Above, Saunders Island in the Falkland Islands. Today’s disturbing report in the Guardian demonstrates a fundamental problem in this country – a problem other countries also have. It is this: There are no votes in prisons.
GOTO: http://www.theguardian.com/society/2016/may/01/synthetic-cannabis-having-a-devastating-impact-in-uk-prisons?utm_source=esp&utm_medium=Email&utm_campaign=GU+Today+main+NEW+H+categories&utm_term=170001&subid=15907465&CMP=EMCNEWEML6619I2
We are not referring here to the issue of extending the franchise to prisoners but to the political difficulty in that every £1 of taxpayers money – and let us repeat the mantra that governments do not have any money. What money they have is taxpayers money – spent on the prison estate cannot be spent on the NHS.

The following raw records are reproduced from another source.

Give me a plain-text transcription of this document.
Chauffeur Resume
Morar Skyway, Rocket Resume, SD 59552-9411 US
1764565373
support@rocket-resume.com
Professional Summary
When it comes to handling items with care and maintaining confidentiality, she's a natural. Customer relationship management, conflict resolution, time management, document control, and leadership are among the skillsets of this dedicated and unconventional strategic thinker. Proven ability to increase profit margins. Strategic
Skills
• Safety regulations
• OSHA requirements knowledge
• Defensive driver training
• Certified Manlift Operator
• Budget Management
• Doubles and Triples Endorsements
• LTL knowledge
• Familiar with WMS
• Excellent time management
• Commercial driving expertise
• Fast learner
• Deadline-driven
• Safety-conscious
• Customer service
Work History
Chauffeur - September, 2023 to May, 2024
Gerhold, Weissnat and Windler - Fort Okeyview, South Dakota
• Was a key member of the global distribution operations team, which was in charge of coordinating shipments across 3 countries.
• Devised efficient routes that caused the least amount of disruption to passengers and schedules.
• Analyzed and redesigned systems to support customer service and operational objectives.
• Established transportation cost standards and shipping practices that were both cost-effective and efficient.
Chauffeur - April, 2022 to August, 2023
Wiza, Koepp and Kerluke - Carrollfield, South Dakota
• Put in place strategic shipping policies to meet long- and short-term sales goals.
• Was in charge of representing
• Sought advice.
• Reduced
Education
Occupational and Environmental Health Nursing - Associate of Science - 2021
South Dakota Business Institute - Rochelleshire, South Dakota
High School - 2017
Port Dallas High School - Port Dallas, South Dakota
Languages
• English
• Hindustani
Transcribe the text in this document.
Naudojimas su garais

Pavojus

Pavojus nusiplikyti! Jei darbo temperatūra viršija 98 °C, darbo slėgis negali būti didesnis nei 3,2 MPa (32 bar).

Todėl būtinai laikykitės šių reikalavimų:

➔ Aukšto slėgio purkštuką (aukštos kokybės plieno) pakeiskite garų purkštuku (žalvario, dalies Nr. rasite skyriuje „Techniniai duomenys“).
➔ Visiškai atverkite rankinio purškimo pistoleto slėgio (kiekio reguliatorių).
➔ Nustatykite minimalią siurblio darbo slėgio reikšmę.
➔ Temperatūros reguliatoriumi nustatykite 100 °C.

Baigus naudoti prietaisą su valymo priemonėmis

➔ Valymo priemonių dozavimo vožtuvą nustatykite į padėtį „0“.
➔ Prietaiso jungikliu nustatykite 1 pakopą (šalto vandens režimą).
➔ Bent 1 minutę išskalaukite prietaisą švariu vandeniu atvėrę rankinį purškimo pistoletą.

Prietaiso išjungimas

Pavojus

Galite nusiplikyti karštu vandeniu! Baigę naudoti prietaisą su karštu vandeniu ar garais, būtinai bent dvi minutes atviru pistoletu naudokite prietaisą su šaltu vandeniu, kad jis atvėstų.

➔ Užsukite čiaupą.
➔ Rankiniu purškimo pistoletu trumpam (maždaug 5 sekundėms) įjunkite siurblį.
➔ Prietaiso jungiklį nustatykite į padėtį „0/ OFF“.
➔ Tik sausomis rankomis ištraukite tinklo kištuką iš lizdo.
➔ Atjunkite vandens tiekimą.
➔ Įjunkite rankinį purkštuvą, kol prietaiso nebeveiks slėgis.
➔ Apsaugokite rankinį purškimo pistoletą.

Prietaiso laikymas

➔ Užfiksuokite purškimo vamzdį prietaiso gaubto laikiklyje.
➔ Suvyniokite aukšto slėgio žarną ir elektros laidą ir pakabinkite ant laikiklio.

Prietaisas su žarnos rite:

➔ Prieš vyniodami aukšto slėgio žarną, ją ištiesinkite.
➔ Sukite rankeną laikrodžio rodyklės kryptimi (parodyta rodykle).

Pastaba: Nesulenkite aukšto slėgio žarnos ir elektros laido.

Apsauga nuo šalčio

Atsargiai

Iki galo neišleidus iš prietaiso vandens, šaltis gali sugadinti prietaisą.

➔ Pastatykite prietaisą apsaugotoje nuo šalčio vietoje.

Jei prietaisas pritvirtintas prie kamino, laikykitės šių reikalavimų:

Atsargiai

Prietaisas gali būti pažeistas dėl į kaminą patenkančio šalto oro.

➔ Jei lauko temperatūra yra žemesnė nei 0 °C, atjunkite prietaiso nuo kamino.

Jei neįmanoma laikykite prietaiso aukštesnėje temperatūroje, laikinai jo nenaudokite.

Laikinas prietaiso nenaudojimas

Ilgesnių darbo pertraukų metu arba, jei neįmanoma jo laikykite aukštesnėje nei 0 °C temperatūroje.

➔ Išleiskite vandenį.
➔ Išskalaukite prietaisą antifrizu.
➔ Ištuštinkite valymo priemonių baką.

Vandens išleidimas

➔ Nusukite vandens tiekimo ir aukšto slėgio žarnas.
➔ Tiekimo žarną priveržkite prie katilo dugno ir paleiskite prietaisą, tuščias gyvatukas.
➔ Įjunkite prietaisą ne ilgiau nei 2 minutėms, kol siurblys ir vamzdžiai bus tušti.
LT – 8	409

Ask the average voter where if they would agree to have some of the money directed to the NHS spent on HM Prisons, most would say no. If one was to say to these people: We have to spend money on prisons because the conditions for prisoners are very poor and dangerous to them – You would often get the harsh reply:
“Well the criminals should have thought of that before committing their crime!”
The fact is that drugs are a HUGE problem in prison. We will not repeat what the Guardian journalist has penned, merely direct the reader to read that article. The problem is one of enforcing a perimeter. Stopping drugs from getting into the prison. The problem is that associates of the prisoners and prisoners themselves will resort to devious methods to smuggle in contraband. An effective way to deal with this would be to place the prisons a very great distance away from the British mainland. Like the Falklands.
Prisoners however need contact with their families and the outside world. This contact however needs to be controlled. In previous decades before the internet isolating prisoners of the Falklands would have been impractical as it would have required regular subsidised visits to the Falklands for the families and friends of the prisoners at taxpayers expense. The internet however can solve this. True there will not be physical contact but it is the physical contact that is the problem.
Insofar as which prisoners should be sent to the Falklands, clearly the answer to that is long term prisoners.
I’m not so sure that prison staff would be too keen on uprooting their children from local schools etc and moving lock, stock & barrel to such a distant land although they might not be too critical of doing, say a month’s tour oi duty, and then a month at home ( rather like lighthouse keepers in days of old ).
But we would have no say in this as Brussels is rapidly taking over the judiciary ( Corpus Jurus ), the police ( euroighendfor ) and everything to do with it. So, the UK Parliament won’t be able to agree this. Mind you, our opportunity to boot this out is on 23rd June. Take it, for the sake of us all.
Perhaps a better idea would be to net the open spaces in prisons so the parcels drop onto it and are 30ft above the prisoners heads until removed when they are banged up for the night. Much cheaper option.
How on earth are such quantities smuggled in other ways ?
As I understand it, currently prisoners are not able to use the internet? Unless this practice is updated, this would unfortunately, not be the answer. Please correct me if I am misinformed.